SINGAPORE--It may have applied a huge dose of creativity to create the endless fairy tales and wondrous fantasies for kids and adults alike, but when it comes to the adoption of technology and IT security, Disneyland takes a strictly pragmatic approach.
The world-renowned theme park and entertainment resort implements technology only if it is able to derive real business value, said David Shek, senior analyst of IT security, Hong Kong Disneyland, in an interview with ZDNet Asia. In town this week as a speaker at the Secure IT conference, Shek oversees IT security at Hong Kong Disneyland and is responsible for the company's IT security policies and strategy.
"[At Disneyland], there's no such thing as an IT problem. It's always a business problem," he said, describing the approach to IT that his CIO adopts. "We believe that IT or IT security, by itself, has little value. It's how you apply IT in relation to the business that matters."
It is with this philosophy in mind that prompted Disneyland to take a closer look at its deployment of biometrics.
Hong Kong Disneyland this week launched a fingerprint scanning technology that would not require an overly tedious process of safeguarding its customers' fingerprint data and privacy.
Dubbed Ticket Tag, the ticketing system takes 50 points of a fingerprint--captured in numerical value-- and runs the numbers through an algorithm and adds encryption to it. The biometric system also detects physiological data "underneath the finger" to monitor blood flow and cartilages, so prosthetic or fake fingers are not allowed to pass through.
Shek said: "We didn't want to take the customer's entire fingerprint [image] and have to implement a security structure to properly protect that data." This, he said, also allows Disneyland to avoid having to deal with privacy concerns.
First deployed at Disneyland World in Florida, U.S., Ticket Tag is currently available to Hong Kong Disneyland's Annual Pass holders at two ticketing turnstiles at the park's entrance, Shek said.
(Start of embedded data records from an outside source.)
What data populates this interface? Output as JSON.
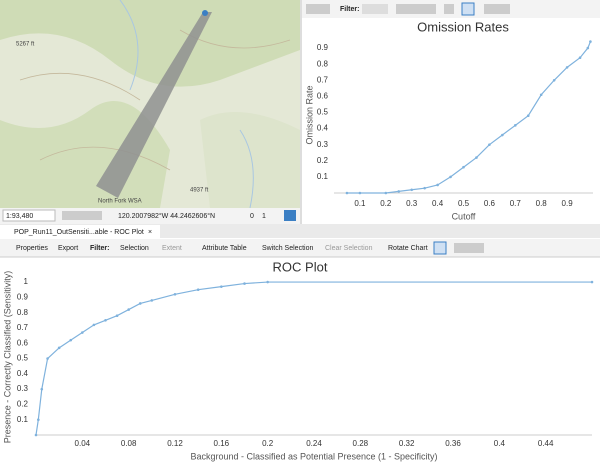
{
  "map": {
    "labels": [
      "5267 ft",
      "4937 ft",
      "North Fork WSA"
    ],
    "scale": "1:93,480",
    "coordinates": "120.2007982°W 44.2462606°N",
    "status": [
      "0",
      "1"
    ]
  },
  "top_toolbar": {
    "filter": "Filter:"
  },
  "tab": {
    "title": "POP_Run11_OutSensiti...able - ROC Plot"
  },
  "toolbar": {
    "properties": "Properties",
    "export": "Export",
    "filter": "Filter:",
    "selection": "Selection",
    "extent": "Extent",
    "attribute_table": "Attribute Table",
    "switch_selection": "Switch Selection",
    "clear_selection": "Clear Selection",
    "rotate_chart": "Rotate Chart"
  },
  "chart_data": [
    {
      "type": "line",
      "title": "Omission Rates",
      "xlabel": "Cutoff",
      "ylabel": "Omission Rate",
      "color": "#7fb2dd",
      "x": [
        0.05,
        0.1,
        0.2,
        0.25,
        0.3,
        0.35,
        0.4,
        0.45,
        0.5,
        0.55,
        0.6,
        0.65,
        0.7,
        0.75,
        0.8,
        0.85,
        0.9,
        0.95,
        0.98,
        0.99
      ],
      "values": [
        0,
        0,
        0,
        0.01,
        0.02,
        0.03,
        0.05,
        0.1,
        0.16,
        0.22,
        0.3,
        0.36,
        0.42,
        0.48,
        0.61,
        0.7,
        0.78,
        0.84,
        0.9,
        0.94
      ],
      "xlim": [
        0,
        1
      ],
      "ylim": [
        0,
        0.95
      ],
      "xticks": [
        0.1,
        0.2,
        0.3,
        0.4,
        0.5,
        0.6,
        0.7,
        0.8,
        0.9
      ],
      "yticks": [
        0.1,
        0.2,
        0.3,
        0.4,
        0.5,
        0.6,
        0.7,
        0.8,
        0.9
      ]
    },
    {
      "type": "line",
      "title": "ROC Plot",
      "xlabel": "Background - Classified as Potential Presence (1 - Specificity)",
      "ylabel": "Presence - Correctly Classified (Sensitivity)",
      "color": "#7fb2dd",
      "x": [
        0,
        0.002,
        0.005,
        0.01,
        0.02,
        0.03,
        0.04,
        0.05,
        0.06,
        0.07,
        0.08,
        0.09,
        0.1,
        0.12,
        0.14,
        0.16,
        0.18,
        0.2,
        0.48
      ],
      "values": [
        0,
        0.1,
        0.3,
        0.5,
        0.57,
        0.62,
        0.67,
        0.72,
        0.75,
        0.78,
        0.82,
        0.86,
        0.88,
        0.92,
        0.95,
        0.97,
        0.99,
        1,
        1
      ],
      "xlim": [
        0,
        0.48
      ],
      "ylim": [
        0,
        1.02
      ],
      "xticks": [
        0.04,
        0.08,
        0.12,
        0.16,
        0.2,
        0.24,
        0.28,
        0.32,
        0.36,
        0.4,
        0.44
      ],
      "yticks": [
        0.1,
        0.2,
        0.3,
        0.4,
        0.5,
        0.6,
        0.7,
        0.8,
        0.9,
        1
      ]
    }
  ]
}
But, he added, the technology will eventually be implemented in every turnstile.
With Ticket Tag, Annual Pass holders no longer need to produce a photo ID card to authenticate their identity, he said, adding that this enhances the experience of the park's visitors. He noted that customers, who still have concerns about using their fingerprints, can choose to continue using a photo ID card as a form of identification.
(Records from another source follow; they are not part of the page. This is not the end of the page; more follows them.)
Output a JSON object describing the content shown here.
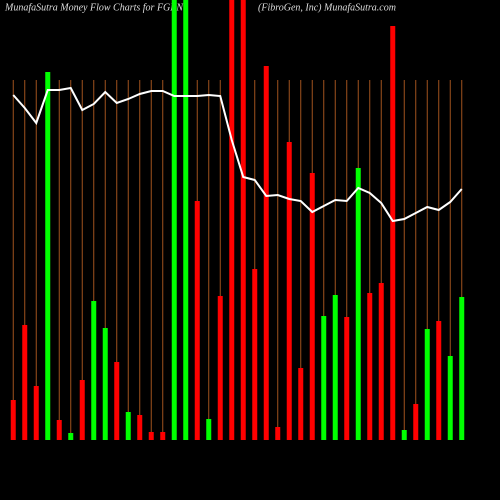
{
  "chart_data": {
    "type": "bar",
    "title": "MunafaSutra  Money Flow  Charts for FGEN",
    "subtitle": "(FibroGen, Inc) MunafaSutra.com",
    "categories": [
      null,
      null,
      null,
      null,
      null,
      null,
      null,
      null,
      null,
      null,
      null,
      null,
      null,
      null,
      null,
      null,
      null,
      null,
      null,
      null,
      null,
      null,
      null,
      null,
      null,
      null,
      null,
      null,
      null,
      null,
      null,
      null,
      null,
      null,
      null,
      null,
      null,
      null,
      null,
      null
    ],
    "values": [
      40,
      115,
      54,
      368,
      20,
      7,
      60,
      139,
      112,
      78,
      28,
      25,
      8,
      8,
      440,
      440,
      239,
      21,
      144,
      440,
      440,
      171,
      374,
      13,
      298,
      72,
      267,
      124,
      145,
      123,
      272,
      147,
      157,
      414,
      10,
      36,
      111,
      119,
      84,
      143
    ],
    "colors": [
      "#ff0000",
      "#ff0000",
      "#ff0000",
      "#00ff00",
      "#ff0000",
      "#00ff00",
      "#ff0000",
      "#00ff00",
      "#00ff00",
      "#ff0000",
      "#00ff00",
      "#ff0000",
      "#ff0000",
      "#ff0000",
      "#00ff00",
      "#00ff00",
      "#ff0000",
      "#00ff00",
      "#ff0000",
      "#ff0000",
      "#ff0000",
      "#ff0000",
      "#ff0000",
      "#ff0000",
      "#ff0000",
      "#ff0000",
      "#ff0000",
      "#00ff00",
      "#00ff00",
      "#ff0000",
      "#00ff00",
      "#ff0000",
      "#ff0000",
      "#ff0000",
      "#00ff00",
      "#ff0000",
      "#00ff00",
      "#ff0000",
      "#00ff00",
      "#00ff00"
    ],
    "line": {
      "color": "#ffffff",
      "values": [
        345,
        332,
        317,
        350,
        350,
        352,
        330,
        336,
        348,
        337,
        341,
        346,
        349,
        349,
        344,
        344,
        344,
        345,
        344,
        300,
        263,
        260,
        244,
        245,
        241,
        239,
        228,
        234,
        240,
        239,
        252,
        247,
        237,
        219,
        221,
        227,
        233,
        230,
        238,
        251
      ]
    },
    "ylim": [
      0,
      440
    ],
    "grid": true,
    "grid_color": "#a0521e",
    "background": "#000000"
  }
}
Officially opened in September 2005, Hong Kong Disneyland is the fifth and newest member of the Disneyland park family which, Shek said, has its advantages. For instance, it took the Hong Kong site just three years to be completed, when it usually takes five years to complete a Disneyland park.
"Advancements in IT had allowed us to build our site faster," Shek said. "We were also the most successful [in terms of our] implementation of IT, where no major [business] operation went wrong." This experience is unique, he added, compared to the other Disneyland sites which had to deal with some major ticketing and operational issues when they were first launched, and customers were affected.
"We were able to learn from the lessons that our other sites had to offer," he said. "We had teething problems, but they were small and our shows didn't have to stop [and customers didn't have to put up with any significant downtime]."
Spread across 126 hectares of reclaimed land, Hong Kong Disneyland is also the first site to adopt a fully converged Internet Protocol (IP) network--having no legacy systems to worry about, Shek said.
The Hong Kong park has some 80 IT professionals, supporting more than 100 servers and a gamut of the latest technologies, including VoIP (voice over IP), RFID (radio frequency identification) and Wi-Fi.